Recent experience has convinced most psychiatrists that mental health is also never total, and that the amount of health varies from time to time. One remarkable study of 175,000 people in New York City, excluding all those under 20 or over 59 and Negroes and Puerto Ricans, has suggested that the general level of illness is much higher than most people would like to think. The study found that 36.3 percent of the subjects had "mild" symptoms of mental illness, 21.8 percent had "moderate symptoms, 13.2 percent had "marked" symptoms, 7.5 percent had "severe" symptoms, and 2.7 percent were so disturbed that they were virtually incapacitated. Only 18.5 percent showed no signs of mental illness at all.

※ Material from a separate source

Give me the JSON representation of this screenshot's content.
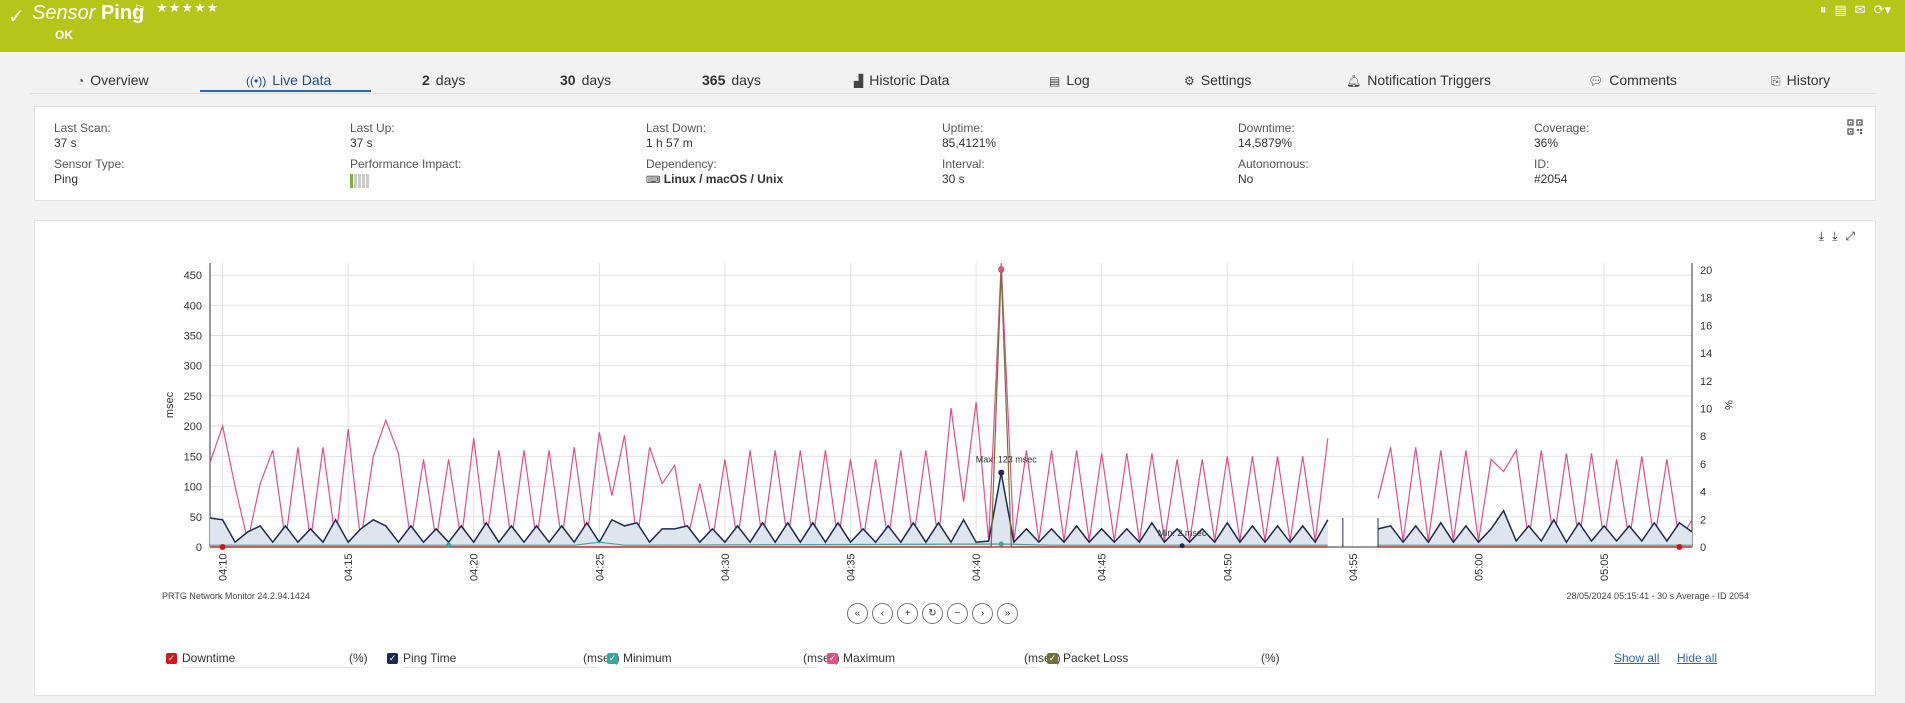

Such observations have convinced many psychiatrists that their proper study is not specific diseases like schizophrenia but the "whole" man who has developed a harmful way of reacting to his life and himself, and this view has led psychiatry to expand its area of concern. The Menninger Foundation's Division of Industrial Mental Health, under psychologist Harry Levinson, gives seminars to doctors and businessmen, and advises organizations on specific problems. In San Mateo County, California, about half the people sentenced to jail go to one of two "honour camps" run by the sheriff with the help of the county mental-health centre.

Psychiatry's rapid expansion, however, has given it some growing pains. The demand for psychiatrists is increasing even more rapidly than the supply thanks in part to the profession's efforts to convince the public that mental illness is curable and not shameful. Reducing the number of patients in a hospital moreover, often brings a cut in the hospital's funds. California's Governor Ronald Reagan, who once sent his dog to a psychologist ($245 for six sessions of therapy), cut $17 million from California's mental-health budget last year on the grounds that a reduction in the number of patients enabled the state to do without 3,700 mental-health workers.

More ominously, some hospitals have already built up a backlog of chronic patients who, in the standard phrase, "are unable to benefit from our treatment," and more custodial facilities may be needed for them. Some psychiatrists also think that the zeal for building new centres, in the words of Dr. David Vail of Minnesota, "is like hoping to cure illiteracy by building more libraries," and the community psychiatry movement has been accused of noisily overselling itself.

Whether or not this is true, many sections of the community have been slow to welcome psychiatry into their midst. The current relations between psychiatry and the clergy are generally uneasy. Fewer than 9,000 clergymen, or four percent of the country's total, have ever taken a course in clinical pastoral counselling, and the Academy of Religion and Mental Health, which was founded to bridge the gap between the two professions, estimates that fewer than seven percent of all clergymen have even an adequate knowledge of psychiatry.